The on-site checks came after the second alleged rape and murder last month of a female passenger in three months by a driver on China’s largest ride-hailing site, Didi Chuxing, which provoked a public outcry and a letter of apology from the company’s senior management.
“We have found ride-hailing platforms, including Didi, have many issues and risks associated with operations management, product compliance, emergency mechanisms, information protection and public security,” said Wu Chungeng, a spokesman for the transport watchdog, at a briefing on Thursday.
The ministry launched on-site inspections at eight major ride-hailing operators, including Didi, Shouqi, UCAR, Caocao Car, Meituan Dianping and DiDa Chuxing earlier this month.
Wu said the safety risk behind hitch riding – a service that pairs private car owners with passengers heading to the same direction – is “huge”, while platforms in general have weak emergency mechanisms. “There’s also suspected monopoly issues within the industry,” he added.
Ride-hailing, and the technology behind it, has become big business in the world’s most populous country and Didi became celebrated in China for beating back Uber in a subsidy-backed price war.
However, a series of attacks on women have brought safety issues to the fore for both passengers and drivers, and Didi’s founder Cheng Wei and president Jean Liu apologised in a statement last month for letting “vanity” overtake the company’s “original beliefs”, vowing to prioritise safety.
“Ride-hailing has brought new experiences, new options and great convenience to the public, and there should be full affirmation of the reforms it has brought to the taxi industry,” said Wu. “However, there remains several issues [of concern], including the latest two major security incidents.”
Last month, police in Yueqing city, in China’s eastern Zhejiang province, found the body of a 20-year-old female surnamed Zhao, and arrested her Didi driver who confessed to her rape and murder.

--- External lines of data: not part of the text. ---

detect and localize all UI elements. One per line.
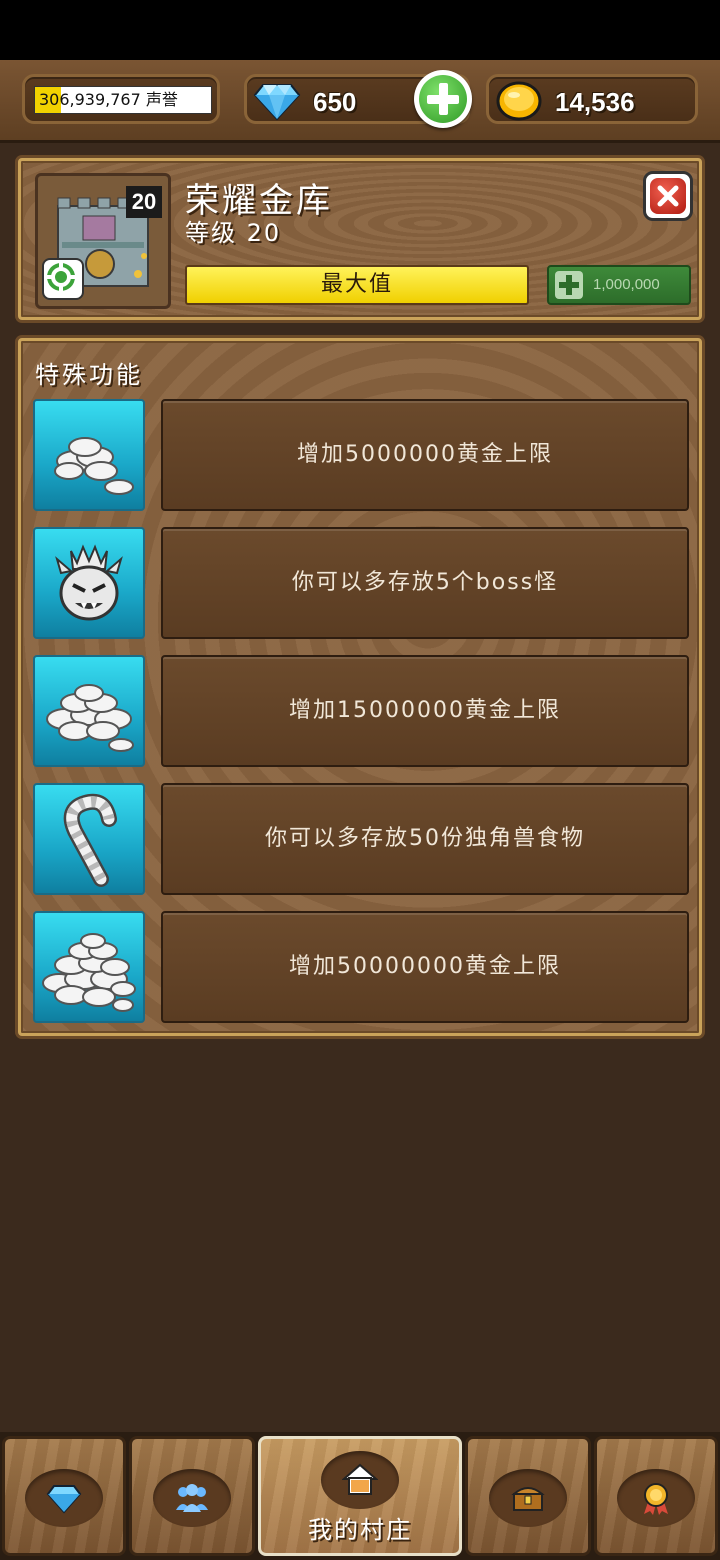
building-level: 等级 20 [185, 219, 282, 247]
level-badge: 20 [126, 186, 162, 218]
reputation-text: 306,939,767 声誉 [35, 87, 211, 113]
reputation-bar: 306,939,767 声誉 [34, 86, 212, 114]
feature-icon-tile [33, 911, 145, 1023]
plus-icon [419, 75, 467, 123]
nav-treasure-button[interactable] [465, 1436, 591, 1556]
reputation-display[interactable]: 306,939,767 声誉 [22, 74, 220, 124]
status-bar [0, 0, 720, 60]
feature-row: 增加50000000黄金上限 [33, 911, 691, 1023]
reputation-label: 声誉 [145, 90, 178, 109]
resource-bar: 306,939,767 声誉 650 14,536 [0, 60, 720, 143]
gold-count: 14,536 [555, 87, 635, 117]
feature-description: 增加50000000黄金上限 [161, 911, 689, 1023]
coins-small-icon [54, 437, 134, 495]
buy-gems-button[interactable] [414, 70, 472, 128]
home-icon [342, 1463, 378, 1495]
feature-row: 你可以多存放50份独角兽食物 [33, 783, 691, 895]
special-features-panel: 特殊功能 增加5000000黄金上限 你可以多存放5个boss怪 增加15000… [18, 338, 702, 1036]
nav-achievements-button[interactable] [594, 1436, 718, 1556]
gem-count: 650 [313, 87, 357, 117]
upgrade-cost: 1,000,000 [593, 276, 660, 293]
nav-icon-disc [153, 1469, 231, 1527]
medal-icon [644, 1483, 668, 1515]
nav-shop-button[interactable] [2, 1436, 126, 1556]
feature-row: 增加15000000黄金上限 [33, 655, 691, 767]
settings-gear-button[interactable] [42, 258, 84, 300]
features-title: 特殊功能 [35, 361, 143, 389]
close-button[interactable] [643, 171, 693, 221]
feature-icon-tile [33, 527, 145, 639]
nav-my-village-label: 我的村庄 [308, 1516, 412, 1544]
feature-icon-tile [33, 399, 145, 511]
feature-row: 增加5000000黄金上限 [33, 399, 691, 511]
level-progress-bar: 最大值 [185, 265, 529, 305]
nav-icon-disc [25, 1469, 103, 1527]
nav-icon-disc [489, 1469, 567, 1527]
diamond-icon [46, 1485, 82, 1514]
feature-icon-tile [33, 783, 145, 895]
candy-cane-icon [63, 793, 117, 887]
bottom-navigation: 我的村庄 [0, 1432, 720, 1560]
treasure-chest-icon [511, 1487, 545, 1511]
gold-display[interactable]: 14,536 [486, 74, 698, 124]
friends-icon [176, 1484, 208, 1512]
feature-description: 增加5000000黄金上限 [161, 399, 689, 511]
gear-icon [47, 263, 75, 291]
nav-icon-disc [617, 1469, 695, 1527]
coins-large-icon [42, 933, 136, 1012]
upgrade-button[interactable]: 1,000,000 [547, 265, 691, 305]
gold-coin-icon [496, 81, 542, 121]
reputation-value: 306,939,767 [39, 90, 141, 109]
feature-row: 你可以多存放5个boss怪 [33, 527, 691, 639]
coins-medium-icon [46, 684, 134, 752]
building-header-panel: 20 荣耀金库 等级 20 最大值 1,000,000 [18, 158, 702, 320]
nav-my-village-button[interactable]: 我的村庄 [258, 1436, 462, 1556]
nav-friends-button[interactable] [129, 1436, 255, 1556]
feature-description: 增加15000000黄金上限 [161, 655, 689, 767]
feature-icon-tile [33, 655, 145, 767]
feature-description: 你可以多存放5个boss怪 [161, 527, 689, 639]
nav-icon-disc [321, 1451, 399, 1509]
close-icon [650, 178, 686, 214]
feature-description: 你可以多存放50份独角兽食物 [161, 783, 689, 895]
boss-monster-icon [55, 544, 123, 621]
diamond-icon [253, 84, 301, 121]
plus-icon [555, 271, 583, 299]
building-thumbnail: 20 [35, 173, 171, 309]
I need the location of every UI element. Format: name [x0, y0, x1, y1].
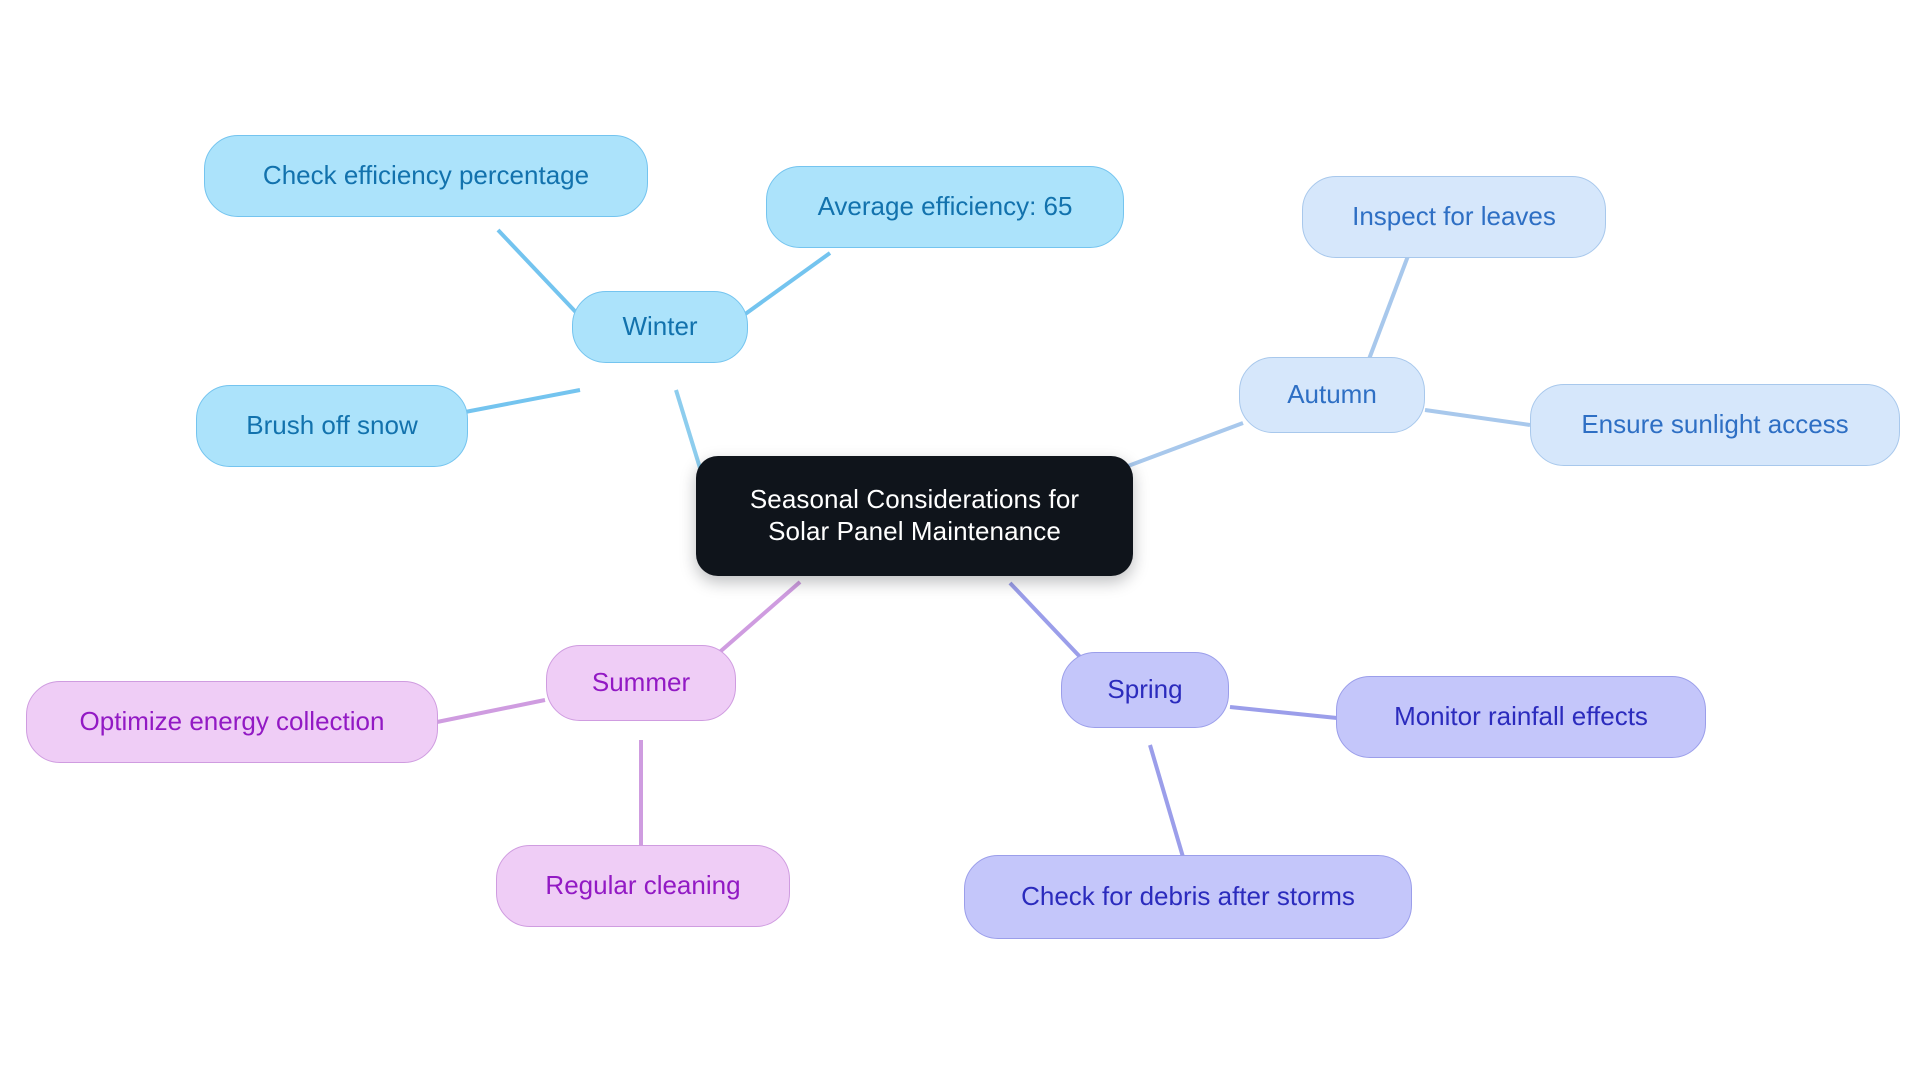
leaf-node-check-for-debris-after-storms[interactable]: Check for debris after storms — [964, 855, 1412, 939]
leaf-node-check-for-debris-after-storms-label: Check for debris after storms — [1021, 881, 1355, 912]
leaf-node-check-efficiency-percentage[interactable]: Check efficiency percentage — [204, 135, 648, 217]
leaf-node-average-efficiency-label: Average efficiency: 65 — [817, 191, 1073, 222]
branch-node-autumn[interactable]: Autumn — [1239, 357, 1425, 433]
branch-node-spring-label: Spring — [1107, 674, 1183, 705]
root-node-label: Seasonal Considerations for Solar Panel … — [722, 484, 1107, 547]
branch-node-summer[interactable]: Summer — [546, 645, 736, 721]
edge-spring-check-debris — [1148, 744, 1185, 858]
leaf-node-inspect-for-leaves[interactable]: Inspect for leaves — [1302, 176, 1606, 258]
leaf-node-optimize-energy-collection-label: Optimize energy collection — [79, 706, 385, 737]
root-node[interactable]: Seasonal Considerations for Solar Panel … — [696, 456, 1133, 576]
edge-root-spring — [1008, 581, 1085, 662]
leaf-node-check-efficiency-percentage-label: Check efficiency percentage — [262, 160, 590, 191]
leaf-node-average-efficiency[interactable]: Average efficiency: 65 — [766, 166, 1124, 248]
edge-summer-optimize-energy — [436, 698, 546, 724]
edge-winter-brush-snow — [464, 388, 581, 414]
leaf-node-regular-cleaning[interactable]: Regular cleaning — [496, 845, 790, 927]
leaf-node-brush-off-snow[interactable]: Brush off snow — [196, 385, 468, 467]
edge-spring-monitor-rainfall — [1229, 705, 1338, 720]
leaf-node-ensure-sunlight-access-label: Ensure sunlight access — [1581, 409, 1849, 440]
edge-autumn-sunlight-access — [1424, 408, 1531, 427]
leaf-node-monitor-rainfall-effects-label: Monitor rainfall effects — [1394, 701, 1648, 732]
root-node-line-1: Seasonal Considerations for — [749, 484, 1080, 515]
leaf-node-brush-off-snow-label: Brush off snow — [246, 410, 418, 441]
leaf-node-inspect-for-leaves-label: Inspect for leaves — [1352, 201, 1556, 232]
edge-root-winter — [674, 389, 702, 469]
branch-node-autumn-label: Autumn — [1287, 379, 1377, 410]
leaf-node-optimize-energy-collection[interactable]: Optimize energy collection — [26, 681, 438, 763]
branch-node-spring[interactable]: Spring — [1061, 652, 1229, 728]
branch-node-winter-label: Winter — [622, 311, 698, 342]
branch-node-winter[interactable]: Winter — [572, 291, 748, 363]
root-node-line-2: Solar Panel Maintenance — [768, 516, 1061, 546]
leaf-node-monitor-rainfall-effects[interactable]: Monitor rainfall effects — [1336, 676, 1706, 758]
leaf-node-regular-cleaning-label: Regular cleaning — [545, 870, 741, 901]
edge-root-summer — [712, 580, 802, 659]
branch-node-summer-label: Summer — [591, 667, 691, 698]
mindmap-canvas: Seasonal Considerations for Solar Panel … — [0, 0, 1920, 1083]
leaf-node-ensure-sunlight-access[interactable]: Ensure sunlight access — [1530, 384, 1900, 466]
edge-root-autumn — [1127, 421, 1244, 468]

In May, another woman, aged 21, was raped and killed in Zhengzhou, in central China, allegedly by an unregistered Didi driver whose body was later found in a river.
Didi was brought back under scrutiny after its previous efforts to step up safety failed to prevent the crime. A review of public court records by the South China Morning Post found at least a dozen sexual assault convictions involving Didi drivers and their passengers.
In a statement released on Thursday, Didi said it “strongly supports and appreciates” the issues raised by the authorities and rectification requirements, and will continue to enhance safety guarantee mechanisms and compliance with the regulations.
The Beijing-based company rolled out in-trip audio recording earlier this month as part of a safety overhaul.
Other measures include upgrading an in-car panic button linked directly to police, and tightening up background checks of drivers by using a risk assessment model based on big data and facial recognition technology.
Its Hitch service remains suspended, following a one-week halt of its all taxi-hailing and ride-sharing services between 11pm to 5am to phase in software upgrades for the new measures.
Starting from September 15, all drivers that provide late-night services on its platform should have first served as a regular driver on the platform and completed over 1,000 trips.
Didi has also pledged to spend 140 million yuan (US$20 million) to strengthen its customer service team, company founder and chief executive Cheng Wei said in a letter to employees amid the overhaul.